Re: POC PATCH: copy from ... exceptions to: (was Re: VLDB Features)

From: jian he <jian(dot)universality(at)gmail(dot)com>
To: Masahiko Sawada <sawada(dot)mshk(at)gmail(dot)com>
Cc: torikoshia <torikoshia(at)oss(dot)nttdata(dot)com>, Alena Rybakina <lena(dot)ribackina(at)yandex(dot)ru>, Damir Belyalov <dam(dot)bel07(at)gmail(dot)com>, zhihuifan1213(at)163(dot)com, Tom Lane <tgl(at)sss(dot)pgh(dot)pa(dot)us>, Daniel Gustafsson <daniel(at)yesql(dot)se>, PostgreSQL Hackers <pgsql-hackers(at)postgresql(dot)org>, Andres Freund <andres(at)anarazel(dot)de>, anisimow(dot)d(at)gmail(dot)com, HukuToc(at)gmail(dot)com, pgsql-hackers(at)lists(dot)postgresql(dot)org, Andrei Lepikhov <a(dot)lepikhov(at)postgrespro(dot)ru>
Subject: Re: POC PATCH: copy from ... exceptions to: (was Re: VLDB Features)
Date: 2023-12-20 04:07:38
Message-ID: CACJufxGFqfqzueVC7GPr0QARYXRHEsgM3MRc43SRzVw8vZc5eQ@mail.gmail.com
Views: Raw Message | Whole Thread | Download mbox | Resend email
Thread:
Lists: pgsql-hackers

On Tue, Dec 19, 2023 at 9:14 AM Masahiko Sawada <sawada(dot)mshk(at)gmail(dot)com> wrote:
>
>
> The error table hub idea is still unclear to me. I assume that there
> are error tables at least on each database. And an error table can
> have error data that happened during COPY FROM, including malformed
> lines. Do the error tables grow without bounds and the users have to
> delete rows at some point? If so, who can do that? How can we achieve
> that the users can see only errored rows they generated? And the issue
> with logical replication also needs to be resolved. Anyway, if we go
> this direction, we need to discuss the overall design.
>
> Regards,
>
> --
> Masahiko Sawada
> Amazon Web Services: https://aws.amazon.com

Please check my latest attached POC.
Main content is to build spi query, execute the spi query, regress
test and regress output.

copy_errors one per schema.
foo.copy_errors will be owned by the schema: foo owner.
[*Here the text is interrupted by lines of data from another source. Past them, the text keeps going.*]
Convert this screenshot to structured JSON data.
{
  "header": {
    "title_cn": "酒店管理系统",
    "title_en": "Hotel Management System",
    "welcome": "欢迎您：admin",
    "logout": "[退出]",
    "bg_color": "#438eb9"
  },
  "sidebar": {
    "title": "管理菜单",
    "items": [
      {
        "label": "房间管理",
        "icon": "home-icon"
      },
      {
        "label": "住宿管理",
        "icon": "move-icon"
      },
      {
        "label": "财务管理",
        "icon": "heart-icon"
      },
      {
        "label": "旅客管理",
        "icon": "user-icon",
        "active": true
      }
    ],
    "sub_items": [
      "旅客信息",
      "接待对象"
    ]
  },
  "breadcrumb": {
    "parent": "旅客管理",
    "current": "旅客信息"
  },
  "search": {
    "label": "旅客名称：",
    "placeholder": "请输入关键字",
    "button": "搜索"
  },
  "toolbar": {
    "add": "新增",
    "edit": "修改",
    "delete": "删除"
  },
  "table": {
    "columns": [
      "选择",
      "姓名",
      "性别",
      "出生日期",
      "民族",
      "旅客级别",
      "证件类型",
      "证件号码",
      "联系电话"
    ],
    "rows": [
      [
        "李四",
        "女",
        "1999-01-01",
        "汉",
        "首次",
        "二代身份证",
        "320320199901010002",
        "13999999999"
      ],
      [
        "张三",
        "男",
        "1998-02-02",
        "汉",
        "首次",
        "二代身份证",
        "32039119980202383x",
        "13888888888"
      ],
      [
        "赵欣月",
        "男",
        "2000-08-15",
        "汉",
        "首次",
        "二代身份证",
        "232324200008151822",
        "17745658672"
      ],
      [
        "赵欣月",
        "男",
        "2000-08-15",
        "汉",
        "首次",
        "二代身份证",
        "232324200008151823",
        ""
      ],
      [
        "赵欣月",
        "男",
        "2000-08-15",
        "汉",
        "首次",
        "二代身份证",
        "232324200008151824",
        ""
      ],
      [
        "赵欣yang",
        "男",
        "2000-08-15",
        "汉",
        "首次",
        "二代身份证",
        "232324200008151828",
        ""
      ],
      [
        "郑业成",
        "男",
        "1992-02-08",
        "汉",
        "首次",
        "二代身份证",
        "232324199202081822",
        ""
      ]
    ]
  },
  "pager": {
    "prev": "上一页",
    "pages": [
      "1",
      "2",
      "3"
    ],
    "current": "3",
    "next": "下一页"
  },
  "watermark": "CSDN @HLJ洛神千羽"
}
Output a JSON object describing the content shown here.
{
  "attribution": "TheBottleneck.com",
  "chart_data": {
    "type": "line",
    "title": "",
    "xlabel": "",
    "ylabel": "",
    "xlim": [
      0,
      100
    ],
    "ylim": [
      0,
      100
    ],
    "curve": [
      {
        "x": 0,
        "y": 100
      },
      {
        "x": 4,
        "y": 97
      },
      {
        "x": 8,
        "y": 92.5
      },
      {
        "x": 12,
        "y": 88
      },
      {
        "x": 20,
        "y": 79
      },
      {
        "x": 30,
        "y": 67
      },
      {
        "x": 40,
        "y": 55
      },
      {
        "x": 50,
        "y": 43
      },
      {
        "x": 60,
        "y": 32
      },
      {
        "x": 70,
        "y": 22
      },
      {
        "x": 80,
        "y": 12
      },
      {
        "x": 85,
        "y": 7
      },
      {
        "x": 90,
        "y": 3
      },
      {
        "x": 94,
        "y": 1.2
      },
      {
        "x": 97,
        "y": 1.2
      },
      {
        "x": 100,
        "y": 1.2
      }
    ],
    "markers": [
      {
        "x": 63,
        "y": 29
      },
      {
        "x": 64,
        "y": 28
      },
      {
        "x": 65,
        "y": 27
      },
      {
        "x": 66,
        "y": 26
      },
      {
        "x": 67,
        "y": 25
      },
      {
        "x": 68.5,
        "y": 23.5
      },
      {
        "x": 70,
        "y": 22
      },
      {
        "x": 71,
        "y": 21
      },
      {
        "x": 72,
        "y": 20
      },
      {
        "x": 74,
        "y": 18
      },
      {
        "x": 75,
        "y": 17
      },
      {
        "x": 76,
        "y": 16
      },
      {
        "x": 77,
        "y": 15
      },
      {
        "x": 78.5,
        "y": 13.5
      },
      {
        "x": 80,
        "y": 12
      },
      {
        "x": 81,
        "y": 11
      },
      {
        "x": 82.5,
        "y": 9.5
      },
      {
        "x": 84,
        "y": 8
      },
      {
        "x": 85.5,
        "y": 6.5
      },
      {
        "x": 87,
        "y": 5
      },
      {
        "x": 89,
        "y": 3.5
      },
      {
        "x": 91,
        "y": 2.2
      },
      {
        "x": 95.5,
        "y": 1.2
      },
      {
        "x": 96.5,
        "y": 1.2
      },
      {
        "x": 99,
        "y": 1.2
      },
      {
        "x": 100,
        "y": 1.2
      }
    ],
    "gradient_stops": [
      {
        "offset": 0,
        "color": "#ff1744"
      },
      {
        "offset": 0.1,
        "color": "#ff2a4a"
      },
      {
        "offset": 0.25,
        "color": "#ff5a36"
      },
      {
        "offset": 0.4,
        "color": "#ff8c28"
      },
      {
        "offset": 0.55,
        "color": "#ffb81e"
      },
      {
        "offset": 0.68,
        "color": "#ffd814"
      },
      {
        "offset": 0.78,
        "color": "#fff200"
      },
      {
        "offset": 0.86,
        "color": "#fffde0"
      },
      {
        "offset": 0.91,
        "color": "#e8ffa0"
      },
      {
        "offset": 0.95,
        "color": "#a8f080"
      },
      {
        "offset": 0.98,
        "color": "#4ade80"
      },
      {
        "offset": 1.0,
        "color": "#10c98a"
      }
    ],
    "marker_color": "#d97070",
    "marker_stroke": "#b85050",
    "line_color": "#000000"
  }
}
if you can insert to a table in that specific schema let's say foo,
then you will get privilege to INSERT/DELETE/SELECT
to foo.copy_errors.
If you are not a superuser, you are only allowed to do
INSERT/DELETE/SELECT on foo.copy_errors rows where USERID =
current_user::regrole::oid.
This is done via row level security.

Since foo.copy_errors is mainly INSERT operations, if copy_errors grow
too much, that means your source file has many errors, it will take a
very long time to finish the whole COPY. maybe we can capture how many
errors encountered in another client.

I don't know how to deal with logic replication. looking for ideas.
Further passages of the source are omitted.